KUHP ini mempunyai nama asli Wetboek van
Strafrecht voor Nederlandsch Indie (WvSNI) yang diberlakukan di Indonesia
pertama kali dengan Koninklijk Besluit (Titah Raja) Nomor 33,15 Oktober 1915
dan mulai diberlakukan sejak tanggal 1 Januari 1918. WvSNI merupakan turunan dari WvS negeri Belanda yang dibuat pada tahun
1881 dan diberlakukan di negara Belanda pada tahun 1886. Walaupun WvSNI notabene turunan (copy) dari WvS
Belanda, namun pemerintah kolonial pada saat itu menerapkan asas konkordansi (penyesuaian)
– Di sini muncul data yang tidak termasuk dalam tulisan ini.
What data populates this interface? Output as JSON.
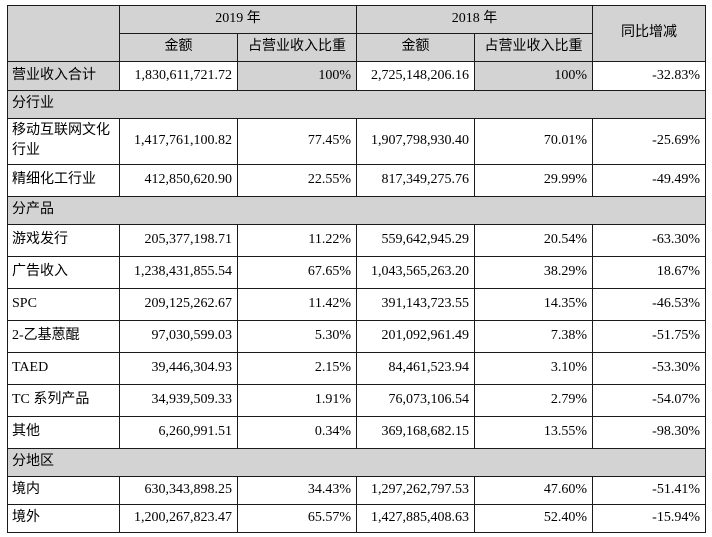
{
  "colors": {
    "cell_fill_gray": "#d3d3d3",
    "cell_fill_white": "#ffffff",
    "border": "#1a1a1a",
    "text": "#000000"
  },
  "table": {
    "header": {
      "year_2019": "2019 年",
      "year_2018": "2018 年",
      "amount": "金额",
      "ratio": "占营业收入比重",
      "yoy": "同比增减"
    },
    "rows": [
      {
        "type": "total",
        "label": "营业收入合计",
        "values": [
          "1,830,611,721.72",
          "100%",
          "2,725,148,206.16",
          "100%",
          "-32.83%"
        ]
      },
      {
        "type": "section",
        "label": "分行业"
      },
      {
        "type": "data",
        "label": "移动互联网文化行业",
        "values": [
          "1,417,761,100.82",
          "77.45%",
          "1,907,798,930.40",
          "70.01%",
          "-25.69%"
        ]
      },
      {
        "type": "data",
        "label": "精细化工行业",
        "values": [
          "412,850,620.90",
          "22.55%",
          "817,349,275.76",
          "29.99%",
          "-49.49%"
        ]
      },
      {
        "type": "section",
        "label": "分产品"
      },
      {
        "type": "data",
        "label": "游戏发行",
        "values": [
          "205,377,198.71",
          "11.22%",
          "559,642,945.29",
          "20.54%",
          "-63.30%"
        ]
      },
      {
        "type": "data",
        "label": "广告收入",
        "values": [
          "1,238,431,855.54",
          "67.65%",
          "1,043,565,263.20",
          "38.29%",
          "18.67%"
        ]
      },
      {
        "type": "data",
        "label": "SPC",
        "values": [
          "209,125,262.67",
          "11.42%",
          "391,143,723.55",
          "14.35%",
          "-46.53%"
        ]
      },
      {
        "type": "data",
        "label": "2-乙基蒽醌",
        "values": [
          "97,030,599.03",
          "5.30%",
          "201,092,961.49",
          "7.38%",
          "-51.75%"
        ]
      },
      {
        "type": "data",
        "label": "TAED",
        "values": [
          "39,446,304.93",
          "2.15%",
          "84,461,523.94",
          "3.10%",
          "-53.30%"
        ]
      },
      {
        "type": "data",
        "label": "TC 系列产品",
        "values": [
          "34,939,509.33",
          "1.91%",
          "76,073,106.54",
          "2.79%",
          "-54.07%"
        ]
      },
      {
        "type": "data",
        "label": "其他",
        "values": [
          "6,260,991.51",
          "0.34%",
          "369,168,682.15",
          "13.55%",
          "-98.30%"
        ]
      },
      {
        "type": "section",
        "label": "分地区"
      },
      {
        "type": "data-sm",
        "label": "境内",
        "values": [
          "630,343,898.25",
          "34.43%",
          "1,297,262,797.53",
          "47.60%",
          "-51.41%"
        ]
      },
      {
        "type": "data-sm",
        "label": "境外",
        "values": [
          "1,200,267,823.47",
          "65.57%",
          "1,427,885,408.63",
          "52.40%",
          "-15.94%"
        ]
      }
    ]
  }
}
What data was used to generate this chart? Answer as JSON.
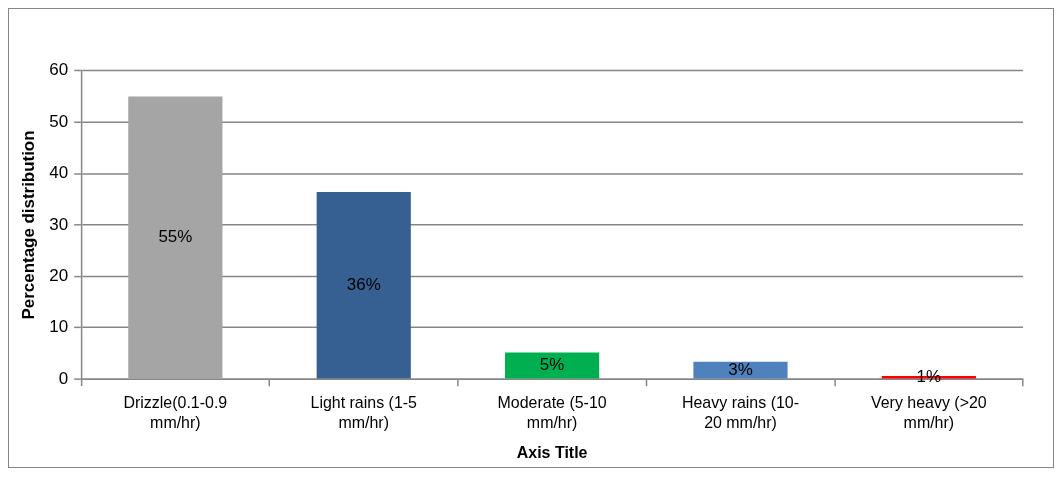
{
  "chart_data": {
    "type": "bar",
    "categories": [
      "Drizzle(0.1-0.9 mm/hr)",
      "Light rains (1-5 mm/hr)",
      "Moderate (5-10 mm/hr)",
      "Heavy rains (10-20 mm/hr)",
      "Very heavy (>20 mm/hr)"
    ],
    "values": [
      55,
      36.4,
      5.2,
      3.4,
      0.6
    ],
    "colors": [
      "#a5a5a5",
      "#376092",
      "#00b050",
      "#4f81bd",
      "#ff0000"
    ],
    "value_labels": [
      "55%",
      "36%",
      "5%",
      "3%",
      "1%"
    ],
    "xlabel": "Axis Title",
    "ylabel": "Percentage distribution",
    "ylim": [
      0,
      60
    ],
    "yticks": [
      0,
      10,
      20,
      30,
      40,
      50,
      60
    ],
    "grid": "y"
  }
}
bagi pemberlakuan WvS di negara
jajahannya. Beberapa pasal dihapuskan dan disesuaikan dengan kondisi dan misi
kolonialisme Belanda atas wilayah Indonesia.Berdasarkan Pasal I dan II Aturan Peralihan UUD 1945 (Perubahan
Pertama-Keempat).Maka Segala Peraturan
Mengenai Hukum Pidana Dinyatakan Tetap Berlaku.
Peran
Hukum Pidana Dalam Pembangunan Hukum Positif Di Indonesia
Hukum Pidana
Merupakan Salah Satu Dari Sekian Banyak Hukum Yang Berlaku Di Negara Ini,
Karena Bagian Dari Hukum Publik,Hukum Pidana Mendapatkan Tempat yang sangat
Penting. Alasannya,Hukum Pidana adalah Bidang Hukum Yang Menentukan Sanksi Baik
Secara Fisik Maupun terhadap Harta Kekayaan Bagi Setiap Orang Yang Melakukan
Kejahatan Dan Pelanggaran. Pada Era
Lampau dan Kekinian (Kontemporer) Peran Hukum Pidana Semakin Menunjukan
Eksistensinya Di Dalam Pembangunan Hukum Positif Di Indonesia Melalui Proses
Serta Prosedur Yang Formal Nan Pasti(Certainly),
Ikut Meminimalisir Berbagai Penyakit Sosial Yang Terjadi Dalam Masyarakat.Melalui
Hardware-nya (Kitab Undang-Undang
Hukum Pidana) Cukup Berhasil Manjaring Para Onrechtmatigedader
atau Para Pelanggar Hukum,dengan Sanksi Yang Sebanding Dengan Kejahatan Dan
Pelanggaran yang Dilakukan .Sanksi Yang Diberikan Sesuai Dengan Tujuan
Pemidanaan Yakni pembalasan(Restribution), menjauhkan pelaku kejahatan dari kehidupan masyarakat(Restraint), memperbaiki atau
merehabilitasi pelaku kejahatan(Reformation),dan pelaku kejahatan yang telah
dijatuhi pidana menjadi jera atau kapok sehingga ia tidak melakukan lagi
kejahatan yang sama atau kejahatan lainnya.(Detterence).
Hukum
Positif Di Indonesia Pada Saat Ini Bila Dilihat Secara, Cermat Masih Bermasalah
Pada Proses Penegakannya (Ius Operatum) dan
Apakah Betul Hukum Positif Tersebut Sudah Benar-Benar Sesuai Dengan Kebutuhan
Masyarakat? Sejauh Ini Hukum Pidana Masih cukup Aktif Memberikan Sumbangan pada
Pembangunan Hukum di Indonesia Dalam Hal Memberikan Ketentraman Pribadi Pada
Setiap Individu dengan Gertakan Sanksi-Sanksinya Yang Relatif Berat.Pembangunan
Hukum Positif Idealnya Selalu Bertumpuh Kepada Ketertiban,Keadilan dan
Kepastian Hukum,Sesuai Dengan Tujuan Hukum Tersebut.Hukum Pidana Dengan Principle of Legality nya ,Sepanjang Ini
kecuali Yang Berkaitan Dengan Extra Ordinary Crime Telah Mampu Menopang Hukum
Positif di Indonesia Dalam Hal Memberikan Kepastian Hukum Kepada Pencari
Keadilan dan Seluruh Masyarakat Serta Melindungi Mereka Dari Terjangan Hukum
Yang Berlaku Surut.Meskipun Sebagian Orang Masih Meragukan Kapasitas Hukum
pidana,Karena Produk Dari Kolonialisme,Namun Sepanjang Masih Sesuai Dengan
Kebutuhan Orang Banyak dan Belum Ada Peraturan Pengganti Mengenai Ketentuan
Ini, Maka Masih Pantas Hukum Pidana Menjadi Salah Satu Kaki Dari Hukum Positif
Indonesia Dalam Rangka Pembangunan Hukum Yang Lebih Baik.Pembangunan Hukum Yg
Sesuai Dengan Harapan Masyarakat Maka Diperlukan Sistem Hukum Untuk Kepeluan
Pembangunan Hukum Secara Komprehensif, Yakni Menurut Lawrance M Friedman terdapat Tiga Hal Pokok Dalam Sistem Hukum :
Struktur Hukum(Aparat Penegak Hukum),Subtansi hukum (Peraturan Perundangan),dan
Kultur/budaya Hukum(Kebiasaan Masyarakat ) Apabila Ketiga Unsur Ini Diperbaiki
Dengan Sebaik-baiknya Maka Pembangunan Hukum Niscaya Maksimal.
“NEC
SCIRE FAST EST OMNIA”
TAK
SEPANTASNYA UNTUK MENGETAHUI SEGALANYA
Tulisan ini merupakan paper mini penulis pada saat menyampaikan materi sebagai Narasumber/Panelis pada Dialog Publik bertema " Kompetisi Hukum Islam dan Hukum Positif di Indonesia demi mewujudkan tatanan hukum yang berkeadilan" yang diselenggarkan oleh Badan Eksekutif Mahasiswa Fakultas Syariah, Sekolah Tinggi Agama Islam (STAIN Ternate). Dalam Kesempatan ini penulis mewakili BEM-Fakultas Hukum Universitas Khairun Kapasitas penulis sebagai Wakil Sekretaris Bidang Penelitian dan Pengembangan (WasekLitbang) BEM-FH Unkhair.